Et voici ce qu’on y trouve : “en raison des risques associés à ce mode de prise de décisions, souvent opaque pour les candidats, de tels procédés sont en principe interdits par le RGPD.”

IA et expérience candidat (et RGPD)

Ce que je comprends : documenter les actions effectuées par un recruteur et classer les différentes informations collectées pour faciliter la prise de décision, c’est oui.

Avoir une décision d’une certaine importance entièrement automatisée à l’égard d’une personne, par le biais d’algorithmes et sans qu’aucun traitement humain n’intervienne, c’est non.

Au fait, c’est quoi une décision importante pour la CNIL ? “Dans le cadre de recrutement, le fait qu’une décision exclusivement automatisée ait pour effet d’écarter un candidat du processus de recrutement devra en général être considérée comme l’affectant de manière importante.“

L’IA peut jouer sur deux leviers pour améliorer l’expérience candidat

  • le temps : accélérer le processus de sélection ;
  • la personnalisation : multiplier les parcours de candidatures selon les profils.
Mais l’IA ne décide pas toute seule du sort des candidats !

Voici deux exemples fournis par la CNIL, le premier illustre la règle, l’autre l’exception :

EXEMPLE 1 :

“Un outil de classement automatisé des candidatures reçues en réponse à une offre peut être considéré, dans certains cas, comme prenant une décision entièrement automatisée.
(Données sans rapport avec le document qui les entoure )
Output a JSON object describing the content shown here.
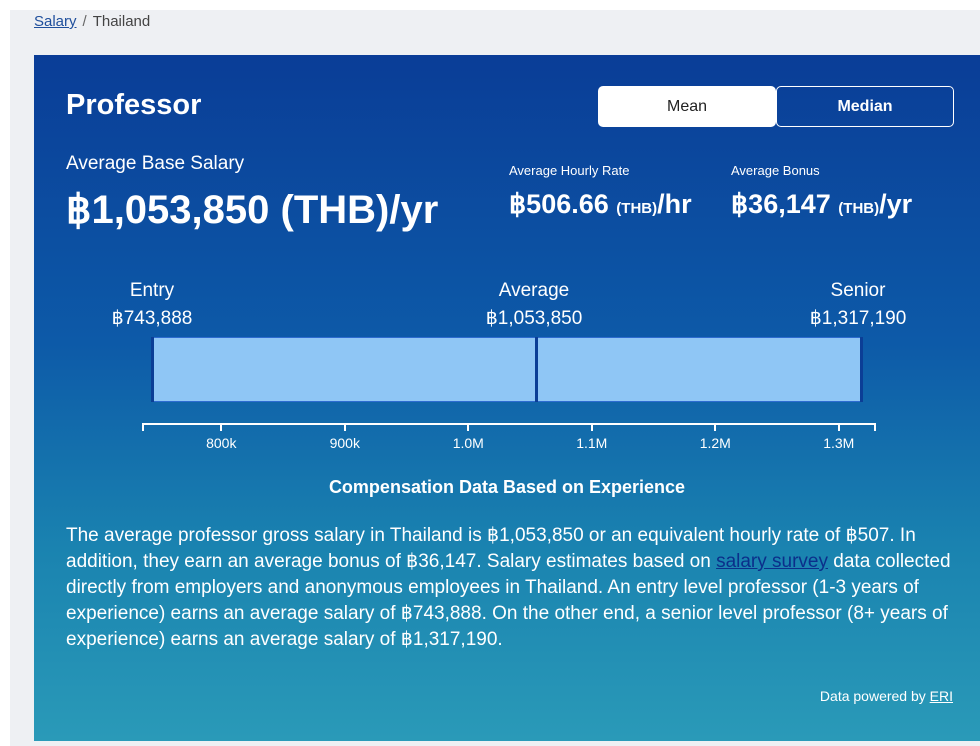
{
  "breadcrumb": {
    "link": "Salary",
    "separator": "/",
    "current": "Thailand"
  },
  "card": {
    "title": "Professor",
    "toggle": {
      "mean": "Mean",
      "median": "Median",
      "selected": "Mean"
    },
    "base": {
      "label": "Average Base Salary",
      "value": "฿1,053,850 (THB)/yr"
    },
    "hourly": {
      "label": "Average Hourly Rate",
      "amount": "฿506.66",
      "unit": "(THB)",
      "suffix": "/hr"
    },
    "bonus": {
      "label": "Average Bonus",
      "amount": "฿36,147",
      "unit": "(THB)",
      "suffix": "/yr"
    }
  },
  "levels": {
    "entry": {
      "label": "Entry",
      "value": "฿743,888"
    },
    "average": {
      "label": "Average",
      "value": "฿1,053,850"
    },
    "senior": {
      "label": "Senior",
      "value": "฿1,317,190"
    }
  },
  "chart_data": {
    "type": "bar",
    "title": "",
    "range": {
      "entry": 743888,
      "average": 1053850,
      "senior": 1317190
    },
    "xlim": [
      720000,
      1340000
    ],
    "ticks": [
      {
        "value": 800000,
        "label": "800k"
      },
      {
        "value": 900000,
        "label": "900k"
      },
      {
        "value": 1000000,
        "label": "1.0M"
      },
      {
        "value": 1100000,
        "label": "1.1M"
      },
      {
        "value": 1200000,
        "label": "1.2M"
      },
      {
        "value": 1300000,
        "label": "1.3M"
      }
    ],
    "caption": "Compensation Data Based on Experience"
  },
  "description": {
    "part1": "The average professor gross salary in Thailand is ฿1,053,850 or an equivalent hourly rate of ฿507. In addition, they earn an average bonus of ฿36,147. Salary estimates based on ",
    "link": "salary survey",
    "part2": " data collected directly from employers and anonymous employees in Thailand. An entry level professor (1-3 years of experience) earns an average salary of ฿743,888. On the other end, a senior level professor (8+ years of experience) earns an average salary of ฿1,317,190."
  },
  "powered": {
    "text": "Data powered by ",
    "link": "ERI"
  }
}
En effet, plus le nombre des candidatures reçues est important, plus il est probable que le recruteur ne consultera qu’une partie faible des profils, en privilégiant uniquement ceux qui ont été les mieux pré-classés par son outil. Les autres candidats sont alors de facto exclus du processus de recrutement, en raison du seul fonctionnement du logiciel de tri. Cette exclusion résulterait alors d’une décision entièrement automatisée et produirait un effet significatif à l’égard des candidats concernés.”

EXEMPLE 2 :

“Un outil pour traiter automatiquement les candidatures spontanées reçues par l’intermédiaire d’un formulaire en ligne en fonction des besoins en recrutement du moment et qui rejette automatiquement les candidatures pour des types de postes qui ne sont pas à pourvoir ne saurait être, a priori, considéré comme ayant un effet significatif à l’égard des candidats non retenus. En effet, les candidats qui cherchaient un emploi qui ne correspondait pas à un poste effectivement vacant au sein de l’entité ne se sont pas retrouvés privés d’une opportunité d’emploi réelle (ex. recherche d’un CDI alors que seuls des postes de stagiaire sont à pourvoir).”
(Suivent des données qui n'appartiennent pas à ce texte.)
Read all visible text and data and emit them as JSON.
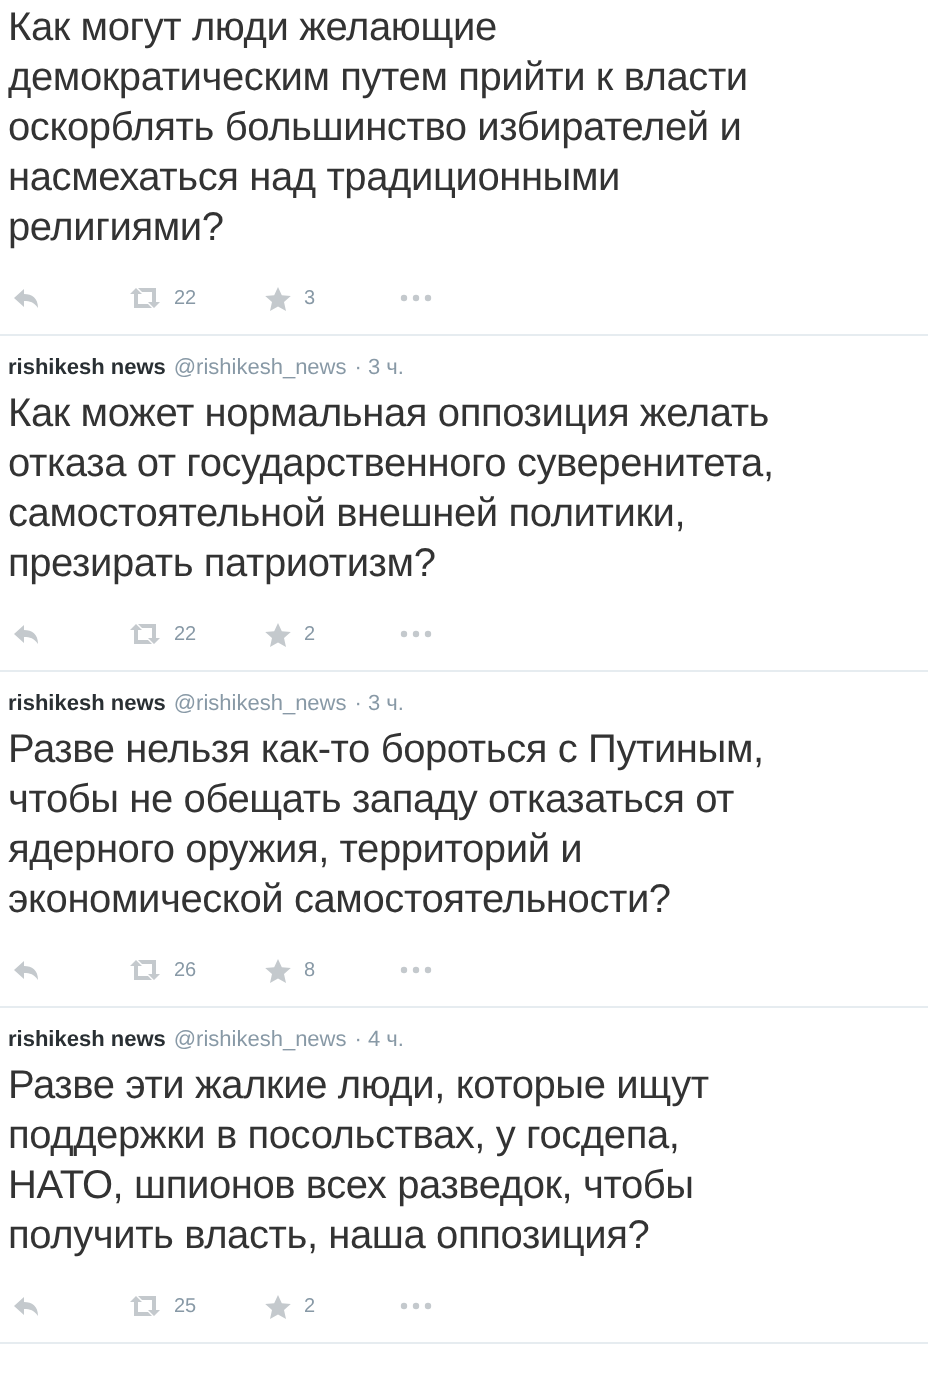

Traduction : on peut envoyer une réponse négative automatique à une candidature spontanée. (Mais si personne ne la voit, elle n’aura pas l’occasion d’être mise en vivier pour de futurs postes, et donc tout l’intérêt d’une candidature spontanée est perdu.)

La recherche de l’équilibre

La CNIL écrit ceci : “le RGPD a entraîné un allègement des obligations en matière de formalités préalables pour les responsables de traitement. La logique de formalités préalables (déclarations, autorisations, etc.) a laissé la place à celle de responsabilisation des acteurs.”
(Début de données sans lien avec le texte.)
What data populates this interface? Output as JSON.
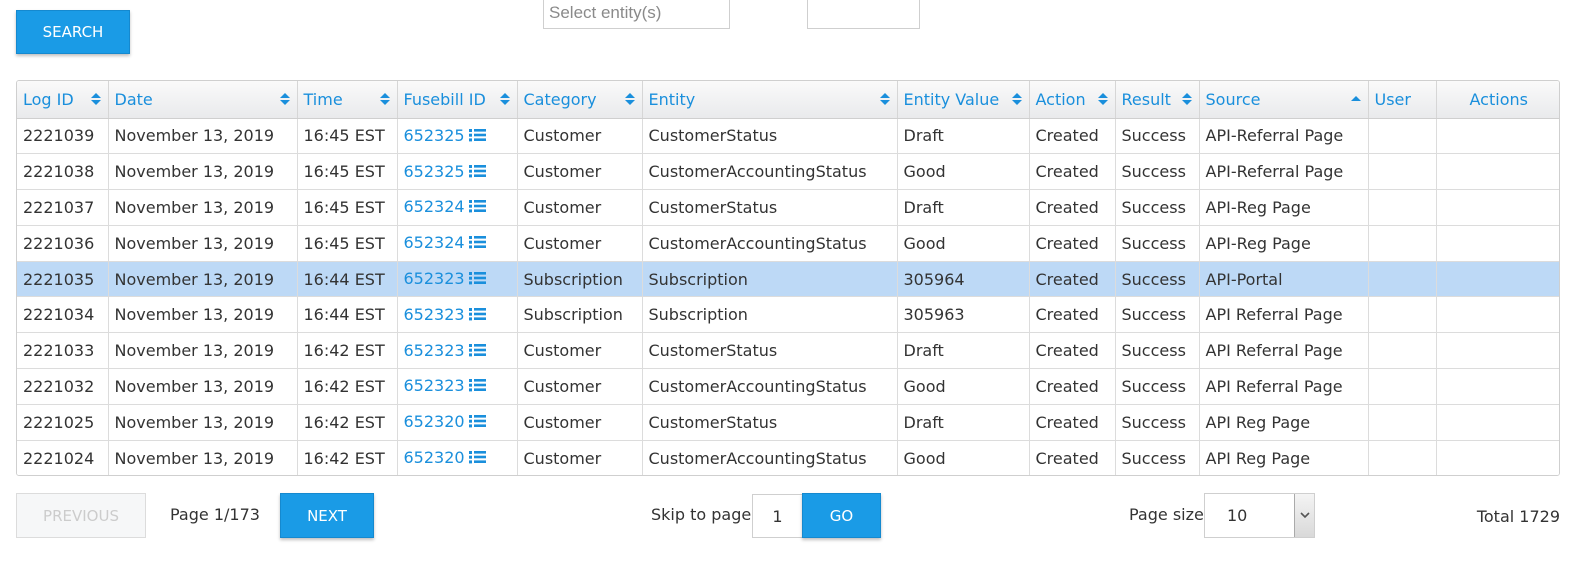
{
  "search_button": "SEARCH",
  "filters": {
    "entity_placeholder": "Select entity(s)",
    "second_value": ""
  },
  "columns": [
    {
      "label": "Log ID",
      "sort": "both"
    },
    {
      "label": "Date",
      "sort": "both"
    },
    {
      "label": "Time",
      "sort": "both"
    },
    {
      "label": "Fusebill ID",
      "sort": "both"
    },
    {
      "label": "Category",
      "sort": "both"
    },
    {
      "label": "Entity",
      "sort": "both"
    },
    {
      "label": "Entity Value",
      "sort": "both"
    },
    {
      "label": "Action",
      "sort": "both"
    },
    {
      "label": "Result",
      "sort": "both"
    },
    {
      "label": "Source",
      "sort": "asc"
    },
    {
      "label": "User",
      "sort": "none"
    },
    {
      "label": "Actions",
      "sort": "none"
    }
  ],
  "rows": [
    {
      "log_id": "2221039",
      "date": "November 13, 2019",
      "time": "16:45 EST",
      "fusebill_id": "652325",
      "category": "Customer",
      "entity": "CustomerStatus",
      "entity_value": "Draft",
      "action": "Created",
      "result": "Success",
      "source": "API-Referral Page",
      "user": "",
      "actions": "",
      "selected": false
    },
    {
      "log_id": "2221038",
      "date": "November 13, 2019",
      "time": "16:45 EST",
      "fusebill_id": "652325",
      "category": "Customer",
      "entity": "CustomerAccountingStatus",
      "entity_value": "Good",
      "action": "Created",
      "result": "Success",
      "source": "API-Referral Page",
      "user": "",
      "actions": "",
      "selected": false
    },
    {
      "log_id": "2221037",
      "date": "November 13, 2019",
      "time": "16:45 EST",
      "fusebill_id": "652324",
      "category": "Customer",
      "entity": "CustomerStatus",
      "entity_value": "Draft",
      "action": "Created",
      "result": "Success",
      "source": "API-Reg Page",
      "user": "",
      "actions": "",
      "selected": false
    },
    {
      "log_id": "2221036",
      "date": "November 13, 2019",
      "time": "16:45 EST",
      "fusebill_id": "652324",
      "category": "Customer",
      "entity": "CustomerAccountingStatus",
      "entity_value": "Good",
      "action": "Created",
      "result": "Success",
      "source": "API-Reg Page",
      "user": "",
      "actions": "",
      "selected": false
    },
    {
      "log_id": "2221035",
      "date": "November 13, 2019",
      "time": "16:44 EST",
      "fusebill_id": "652323",
      "category": "Subscription",
      "entity": "Subscription",
      "entity_value": "305964",
      "action": "Created",
      "result": "Success",
      "source": "API-Portal",
      "user": "",
      "actions": "",
      "selected": true
    },
    {
      "log_id": "2221034",
      "date": "November 13, 2019",
      "time": "16:44 EST",
      "fusebill_id": "652323",
      "category": "Subscription",
      "entity": "Subscription",
      "entity_value": "305963",
      "action": "Created",
      "result": "Success",
      "source": "API Referral Page",
      "user": "",
      "actions": "",
      "selected": false
    },
    {
      "log_id": "2221033",
      "date": "November 13, 2019",
      "time": "16:42 EST",
      "fusebill_id": "652323",
      "category": "Customer",
      "entity": "CustomerStatus",
      "entity_value": "Draft",
      "action": "Created",
      "result": "Success",
      "source": "API Referral Page",
      "user": "",
      "actions": "",
      "selected": false
    },
    {
      "log_id": "2221032",
      "date": "November 13, 2019",
      "time": "16:42 EST",
      "fusebill_id": "652323",
      "category": "Customer",
      "entity": "CustomerAccountingStatus",
      "entity_value": "Good",
      "action": "Created",
      "result": "Success",
      "source": "API Referral Page",
      "user": "",
      "actions": "",
      "selected": false
    },
    {
      "log_id": "2221025",
      "date": "November 13, 2019",
      "time": "16:42 EST",
      "fusebill_id": "652320",
      "category": "Customer",
      "entity": "CustomerStatus",
      "entity_value": "Draft",
      "action": "Created",
      "result": "Success",
      "source": "API Reg Page",
      "user": "",
      "actions": "",
      "selected": false
    },
    {
      "log_id": "2221024",
      "date": "November 13, 2019",
      "time": "16:42 EST",
      "fusebill_id": "652320",
      "category": "Customer",
      "entity": "CustomerAccountingStatus",
      "entity_value": "Good",
      "action": "Created",
      "result": "Success",
      "source": "API Reg Page",
      "user": "",
      "actions": "",
      "selected": false
    }
  ],
  "pagination": {
    "previous_label": "PREVIOUS",
    "page_info": "Page 1/173",
    "next_label": "NEXT",
    "skip_label": "Skip to page",
    "skip_value": "1",
    "go_label": "GO",
    "page_size_label": "Page size",
    "page_size_value": "10",
    "total_text": "Total 1729"
  },
  "colors": {
    "accent": "#1a9be6",
    "link": "#1a8fdc",
    "selected_row": "#bdd9f6"
  },
  "icons": {
    "fusebill_detail": "list-icon",
    "sort": "sort-icon",
    "select_caret": "chevron-down-icon"
  }
}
Or, il y a de plus en plus d’acteurs et d’outils investis dans une embauche. Ils aident les recruteurs à minimiser les chances d’un mauvais recrutement coûteux en temps, argent et énergie, mais diluent aussi cette responsabilisation sur le respect des données personnelles.

Dans ce cas, c’est à l’expérience candidat d’être le gardien du temple du respect du candidat. Avec l’IA comme soutien à l’intelligence humaine pour plus de rapidité, de considération et de personnalisation, mais pas comme décisionnaire.

Sous peine de retourner le bateau et que tout le monde finisse à l’eau.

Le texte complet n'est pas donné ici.